The Legendary Pink Dots (live)

The Underworld, London
5th November 1999

Back at The Underworld for the second time in six months, follwowing on from an absence from their founders’ homeland of six years, The Legendary Pink Dots bring home their unique format of intense live musical performance at the tail end of yet another whirlwind European tour organised due to public demand. Tonight there’s no support, just two hours of the finest Dots songs, honed and polished to perfection.

With old friend Martijn de Kleer back on guitar and sharing drums with Ryan Moore (who also sometimes plays bass simultaneously), and The Silverman intent in his electronic grotto, the Dots get into gear as Edward Ka-Spel arrives barefoot and canary-yellow-coated. As the show kicks off, it rapidly develops into an event replete with its own incandescent contributions to Firework Night, including the irrisistably funky groove of the cynically post-apocalyptic “As Long As It’s Purple And Green” and their boomingly paranoiac classic “Disturbance”. The band’s closest record to a hit single, “Princess Coldheart” is a marvellously moving, enchanted mix of brightly textured reeds and pipes from Nils van Hoornblower (who thrills the front row with his up-close, gleefully thunderous tenor saxes, and who goes walkabout with eyeline headlights), but with Ka-Spel’s chilling post-fairytale vocals, the spine-tingling is both from pleasure and discomfort at the less seemly aspect of human relationships. Likewise, when he mesmerises the crowd during the rolling thunder of “Premonition 13”, the charismatic hold he develops becomes sublimely, disturbingly intense, with one woman drawn on stage thrown into excited awe as Ka-Spel writhes on the floor, seizing total control of the venue as the band produce some of the most stunning music on the planet.
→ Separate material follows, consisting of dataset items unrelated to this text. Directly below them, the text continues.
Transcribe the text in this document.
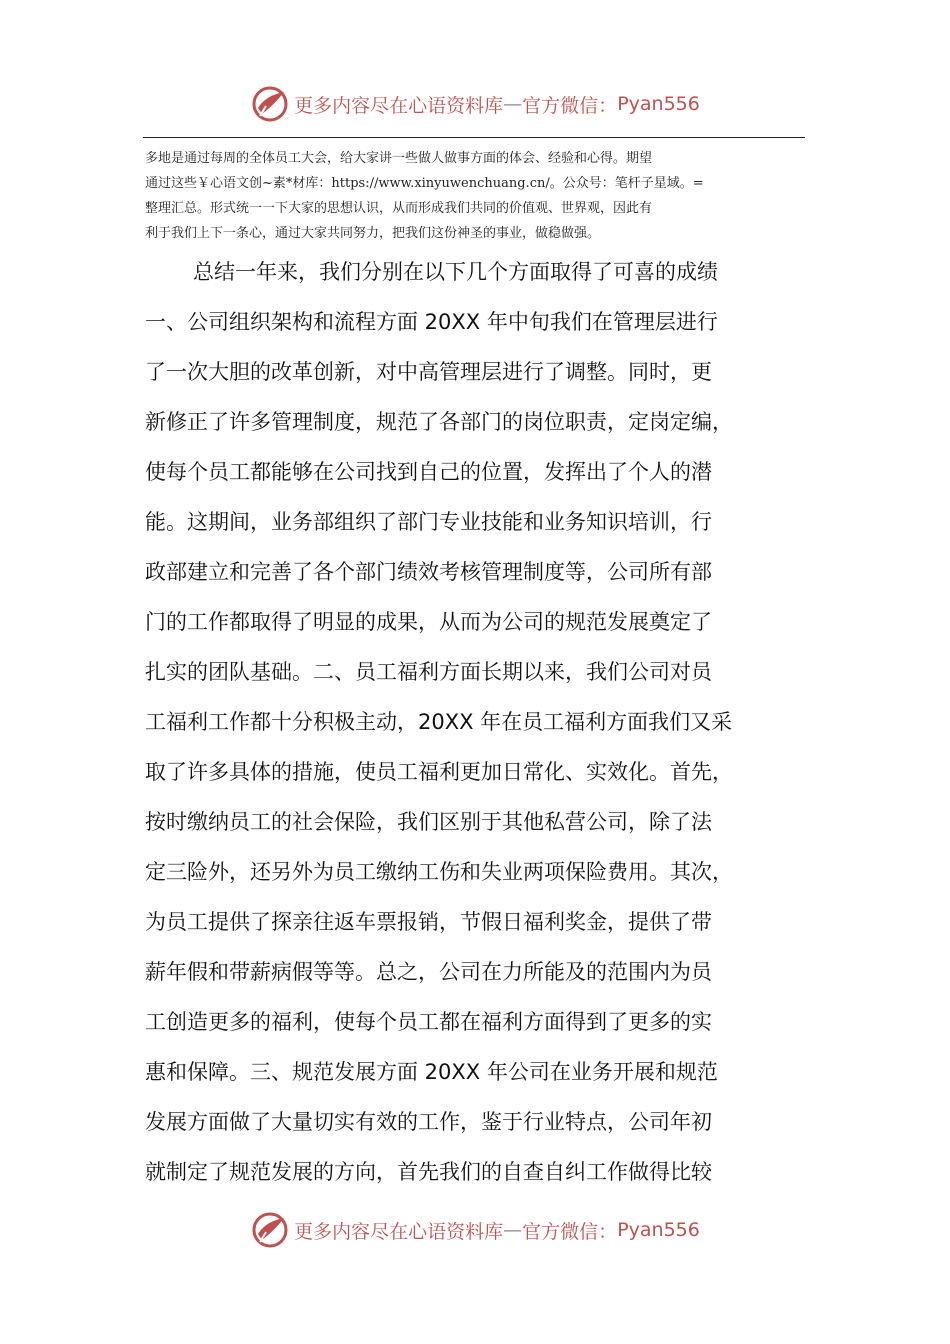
更多内容尽在心语资料库 — 官方微信： Pyan556

多地是通过每周的全体员工大会，给大家讲一些做人做事方面的体会、经验和心得。期望
通过这些￥心语文创~素*材库：https://www.xinyuwenchuang.cn/。公众号：笔杆子星域。=
整理汇总。形式统一一下大家的思想认识，从而形成我们共同的价值观、世界观，因此有
利于我们上下一条心，通过大家共同努力，把我们这份神圣的事业，做稳做强。

总结一年来，我们分别在以下几个方面取得了可喜的成绩
一、公司组织架构和流程方面 20XX 年中旬我们在管理层进行
了一次大胆的改革创新，对中高管理层进行了调整。同时，更
新修正了许多管理制度，规范了各部门的岗位职责，定岗定编，
使每个员工都能够在公司找到自己的位置，发挥出了个人的潜
能。这期间，业务部组织了部门专业技能和业务知识培训，行
政部建立和完善了各个部门绩效考核管理制度等，公司所有部
门的工作都取得了明显的成果，从而为公司的规范发展奠定了
扎实的团队基础。二、员工福利方面长期以来，我们公司对员
工福利工作都十分积极主动，20XX 年在员工福利方面我们又采
取了许多具体的措施，使员工福利更加日常化、实效化。首先，
按时缴纳员工的社会保险，我们区别于其他私营公司，除了法
定三险外，还另外为员工缴纳工伤和失业两项保险费用。其次，
为员工提供了探亲往返车票报销，节假日福利奖金，提供了带
薪年假和带薪病假等等。总之，公司在力所能及的范围内为员
工创造更多的福利，使每个员工都在福利方面得到了更多的实
惠和保障。三、规范发展方面 20XX 年公司在业务开展和规范
发展方面做了大量切实有效的工作，鉴于行业特点，公司年初
就制定了规范发展的方向，首先我们的自查自纠工作做得比较
更多内容尽在心语资料库 — 官方微信： Pyan556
Specially for the 5th November (the half-disturbing night when Britain marks a Seventeenth-Century attempt to blow up the Houses of Parliament with fireworks and the burning of symbolic traitors on bonfires), the Dots re-interpret the cycling music-box groove of “Nine Shades To The Circle” with Ka-Spel’s intention to re-ignite history with a match displaced by the sad face of the clockface of Big Ben. Ka-Spel is a master of these surreal, dreaming parables, and once again the effect is simultaneously humorous and uncanny. However, the more optimistic side of the bands output is well represented by the gently lolloping dubscape of “Close Your Eyes, You Can Be A Space Captain” with its imploring message “You can be anything you want to be!”.

There’s also the spaced-out otherworldy prison drama “Zoo” for a truly alienated, Scheckley-esque anguished buzz, or the soaringly sad “Fate’s Faithful Punchline” with its demand for a noble death, but as ever “Andromeda” is almost overpowering in its intensity, its suite-arrangement making for one of the ultimate chord-frenzied, space-trip mindrushes ever to bliss out a crowd. Cruelly ignored by many, but once heard and witnessed live the Dots are quite deserving of their ability to win lifelong converts to their multi-layered blend of genre-defying music on the basis of their utterly mesmerising sound.